The medical curriculum and mortality
Gawande observes:
I learned about a lot of things in medical school, but mortality wasn't one of them . . . What worried us was knowledge . . . Yet within a few years, when I came to experience surgical training and practice, I encountered patients forced to confront the realities of decline and mortality, and it did not take long to realize how unready I was to help them.
His is not a book about palliative care and certainly not about euthanasia, although both feature in it: rather, it is about discerning together with patients and carers who have entered the twilight zone what their wishes are about the life that lies ahead of them, and then making judicious choices — sometimes heroic, sometimes quiet and low-key — in relation to therapy and support that are most likely to enable and enhance those choices.
People with serious illness have priorities besides simply prolonging their lives.
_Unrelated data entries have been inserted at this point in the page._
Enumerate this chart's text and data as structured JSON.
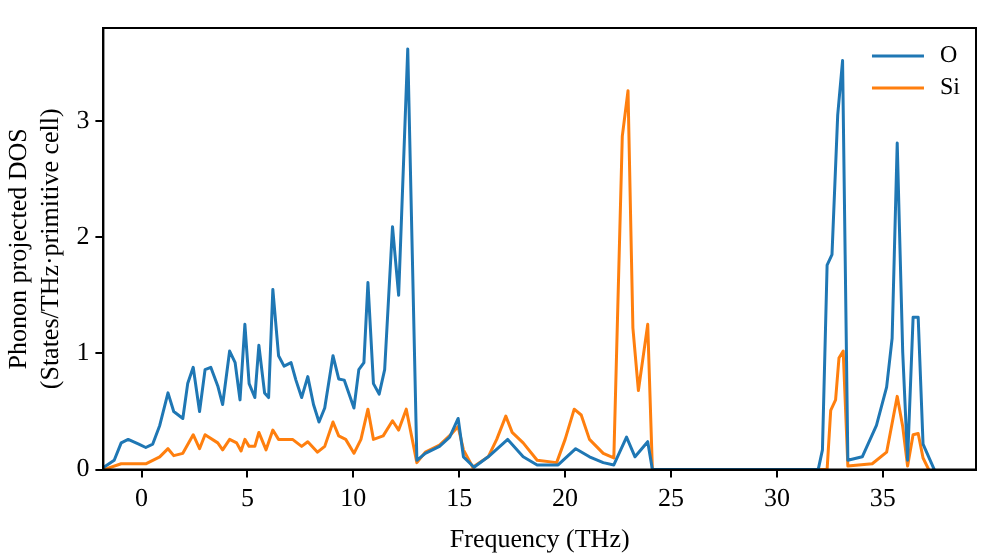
{
  "chart_data": {
    "type": "line",
    "xlabel": "Frequency (THz)",
    "ylabel": "Phonon projected DOS\n(States/THz·primitive cell)",
    "xlim": [
      -1.8,
      39.4
    ],
    "ylim": [
      0,
      3.8
    ],
    "xticks": [
      0,
      5,
      10,
      15,
      20,
      25,
      30,
      35
    ],
    "yticks": [
      0,
      1,
      2,
      3
    ],
    "grid": false,
    "legend": "top right",
    "marker": "none",
    "line_style": "solid",
    "series": [
      {
        "name": "O",
        "color": "#1f77b4",
        "x": [
          -1.78,
          -1.29,
          -0.96,
          -0.63,
          -0.13,
          0.2,
          0.53,
          0.86,
          1.25,
          1.52,
          1.95,
          2.18,
          2.44,
          2.74,
          3.0,
          3.27,
          3.6,
          3.83,
          4.16,
          4.42,
          4.65,
          4.88,
          5.08,
          5.35,
          5.54,
          5.81,
          6.0,
          6.2,
          6.47,
          6.73,
          7.06,
          7.29,
          7.56,
          7.85,
          8.12,
          8.38,
          8.65,
          9.04,
          9.31,
          9.57,
          10.03,
          10.26,
          10.5,
          10.69,
          10.95,
          11.22,
          11.48,
          11.85,
          12.14,
          12.57,
          13.0,
          13.4,
          14.07,
          14.55,
          14.95,
          15.2,
          15.7,
          16.37,
          17.29,
          18.02,
          18.68,
          19.67,
          20.5,
          21.15,
          21.8,
          22.3,
          22.9,
          23.3,
          23.9,
          24.12,
          31.95,
          32.15,
          32.37,
          32.6,
          32.87,
          33.1,
          33.35,
          34.03,
          34.7,
          35.18,
          35.44,
          35.68,
          35.94,
          36.17,
          36.43,
          36.67,
          36.9,
          37.43
        ],
        "values": [
          0.02,
          0.08,
          0.23,
          0.26,
          0.22,
          0.19,
          0.22,
          0.38,
          0.66,
          0.5,
          0.44,
          0.74,
          0.88,
          0.5,
          0.86,
          0.88,
          0.72,
          0.56,
          1.02,
          0.92,
          0.6,
          1.25,
          0.74,
          0.62,
          1.07,
          0.66,
          0.62,
          1.55,
          0.98,
          0.89,
          0.92,
          0.77,
          0.62,
          0.8,
          0.56,
          0.41,
          0.53,
          0.98,
          0.78,
          0.77,
          0.53,
          0.86,
          0.92,
          1.61,
          0.74,
          0.65,
          0.86,
          2.09,
          1.5,
          3.62,
          0.08,
          0.14,
          0.2,
          0.28,
          0.44,
          0.11,
          0.02,
          0.11,
          0.26,
          0.11,
          0.04,
          0.04,
          0.18,
          0.11,
          0.06,
          0.04,
          0.28,
          0.11,
          0.24,
          0.0,
          0.0,
          0.17,
          1.76,
          1.85,
          3.05,
          3.52,
          0.08,
          0.11,
          0.38,
          0.71,
          1.13,
          2.81,
          1.01,
          0.08,
          1.31,
          1.31,
          0.22,
          0.0
        ]
      },
      {
        "name": "Si",
        "color": "#ff7f0e",
        "x": [
          -1.78,
          -0.96,
          0.2,
          0.86,
          1.25,
          1.52,
          1.95,
          2.44,
          2.74,
          3.0,
          3.6,
          3.83,
          4.16,
          4.49,
          4.7,
          4.88,
          5.08,
          5.35,
          5.54,
          5.88,
          6.2,
          6.47,
          7.13,
          7.56,
          7.85,
          8.31,
          8.65,
          9.04,
          9.31,
          9.64,
          10.03,
          10.36,
          10.69,
          10.95,
          11.41,
          11.85,
          12.14,
          12.5,
          13.0,
          13.4,
          14.07,
          14.65,
          14.95,
          15.2,
          15.64,
          16.37,
          16.77,
          17.2,
          17.5,
          18.02,
          18.68,
          19.6,
          20.0,
          20.43,
          20.76,
          21.15,
          21.8,
          22.3,
          22.7,
          22.97,
          23.2,
          23.46,
          23.9,
          24.12,
          32.37,
          32.54,
          32.77,
          32.93,
          33.13,
          33.35,
          34.5,
          35.18,
          35.68,
          35.94,
          36.17,
          36.43,
          36.67,
          36.9,
          37.17
        ],
        "values": [
          0.0,
          0.05,
          0.05,
          0.11,
          0.18,
          0.12,
          0.14,
          0.3,
          0.18,
          0.3,
          0.23,
          0.17,
          0.26,
          0.23,
          0.16,
          0.26,
          0.2,
          0.2,
          0.32,
          0.17,
          0.34,
          0.26,
          0.26,
          0.2,
          0.24,
          0.15,
          0.2,
          0.41,
          0.29,
          0.26,
          0.14,
          0.26,
          0.52,
          0.26,
          0.29,
          0.42,
          0.34,
          0.52,
          0.06,
          0.15,
          0.21,
          0.31,
          0.37,
          0.17,
          0.02,
          0.11,
          0.26,
          0.46,
          0.32,
          0.23,
          0.08,
          0.06,
          0.26,
          0.52,
          0.47,
          0.26,
          0.14,
          0.1,
          2.87,
          3.26,
          1.22,
          0.68,
          1.25,
          0.0,
          0.0,
          0.51,
          0.6,
          0.96,
          1.02,
          0.03,
          0.05,
          0.15,
          0.63,
          0.37,
          0.03,
          0.3,
          0.31,
          0.1,
          0.0
        ]
      }
    ]
  }
}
Surveys find that their top concerns include avoiding suffering, strengthening relationships with family and friends, being mentally aware [even at the expense of foregoing narcotic analgesics], not being a burden on others, and achieving a sense that their life is complete . . . The question therefore is not how we can afford [our system of technological care]. It is how we can build a health care system that will actually help people achieve what's important to them at the end of their lives.
Gawande heads up a health system innovation centre at Harvard.
Gawande's book is a gallery of portraits of patients, carers and doctors and a document of conversations with them that reassure, challenge and inspire. Oliver Sacks, himself a great medical writer, says:
Being Mortal is not only wise and deeply moving, it is an essential and insightful book for our times, as one would expect from Atul Gawande, one of our finest physician writers.1
Late for Christmas? Consider giving yourself a copy for the new year!